To facilitate these functions, a computer-based online displacement monitoring system was developed and implemented at the Krško Nuclear Power Plant. The system was installed on the Steam Generator Blowdown System, a secondary auxiliary subsystem. Two three-dimensional displacement monitoring points were mounted on an 8-inch pipeline conveying a flow rate of 5 to 10 m³/h at a temperature of 180 °C and an operating pressure of 64 bar.

A comprehensive review of available technical literature and industrial applications revealed only one comparable system, which had been implemented on a high-temperature steam pipeline in a gas-fired power plant [1]. No equivalent implementation was identified in other nuclear power facilities. The referenced system employed a robotic-arm-type three-dimensional displacement sensor comprising two rigid arms connected to a fixed base and equipped with two angular sensors and one rotational sensor. Pipe displacement was derived from the known arm lengths and the measured variations in joint angles.

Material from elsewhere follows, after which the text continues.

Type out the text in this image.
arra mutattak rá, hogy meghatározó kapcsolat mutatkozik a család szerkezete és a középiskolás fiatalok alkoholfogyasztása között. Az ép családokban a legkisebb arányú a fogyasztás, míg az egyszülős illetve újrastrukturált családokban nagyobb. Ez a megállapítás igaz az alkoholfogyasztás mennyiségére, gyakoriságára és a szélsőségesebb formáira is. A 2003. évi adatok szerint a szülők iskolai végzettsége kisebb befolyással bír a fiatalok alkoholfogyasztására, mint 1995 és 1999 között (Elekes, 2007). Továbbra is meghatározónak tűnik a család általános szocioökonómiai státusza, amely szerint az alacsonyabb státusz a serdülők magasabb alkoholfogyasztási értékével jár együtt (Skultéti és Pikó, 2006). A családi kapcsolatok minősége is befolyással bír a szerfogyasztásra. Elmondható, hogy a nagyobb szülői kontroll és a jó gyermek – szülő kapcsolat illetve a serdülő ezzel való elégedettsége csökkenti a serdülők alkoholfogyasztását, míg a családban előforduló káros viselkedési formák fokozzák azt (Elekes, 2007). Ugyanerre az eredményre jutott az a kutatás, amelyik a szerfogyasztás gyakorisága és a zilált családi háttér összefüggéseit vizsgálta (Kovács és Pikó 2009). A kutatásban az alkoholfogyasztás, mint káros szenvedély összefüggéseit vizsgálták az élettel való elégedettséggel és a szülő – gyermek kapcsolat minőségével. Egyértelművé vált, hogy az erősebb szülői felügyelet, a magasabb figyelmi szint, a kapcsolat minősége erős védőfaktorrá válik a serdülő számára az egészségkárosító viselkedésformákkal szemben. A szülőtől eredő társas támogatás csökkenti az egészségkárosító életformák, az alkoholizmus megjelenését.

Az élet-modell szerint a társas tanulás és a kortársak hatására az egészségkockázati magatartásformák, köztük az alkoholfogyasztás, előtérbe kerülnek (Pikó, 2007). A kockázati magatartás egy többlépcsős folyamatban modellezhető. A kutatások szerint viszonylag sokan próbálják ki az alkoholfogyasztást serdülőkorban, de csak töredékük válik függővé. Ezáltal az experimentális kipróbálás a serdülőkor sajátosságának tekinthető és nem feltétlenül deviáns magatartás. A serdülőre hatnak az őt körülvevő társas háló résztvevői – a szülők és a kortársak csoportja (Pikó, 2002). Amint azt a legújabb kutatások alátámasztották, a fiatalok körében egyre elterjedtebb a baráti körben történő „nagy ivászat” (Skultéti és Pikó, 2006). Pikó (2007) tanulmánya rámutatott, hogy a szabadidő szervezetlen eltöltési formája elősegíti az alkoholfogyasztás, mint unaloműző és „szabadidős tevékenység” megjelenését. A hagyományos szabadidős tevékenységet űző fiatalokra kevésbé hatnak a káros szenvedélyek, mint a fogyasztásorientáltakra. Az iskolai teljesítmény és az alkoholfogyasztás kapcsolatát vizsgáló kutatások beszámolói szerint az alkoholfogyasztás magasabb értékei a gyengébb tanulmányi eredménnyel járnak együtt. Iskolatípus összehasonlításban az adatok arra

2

In contrast, the system developed at Krško applies the three non-collinear vector measurement method, as described previously. This approach provides several advantages, including simplified fabrication and installation, reduced mass of the sensor assembly, and a more straightforward calibration procedure.

The system has been operating continuously for a period of three years without requiring major maintenance interventions or exhibiting significant measurement deviations. These results confirm the suitability, reliability, and robustness of both the adopted measurement methodology and the corresponding hardware architecture.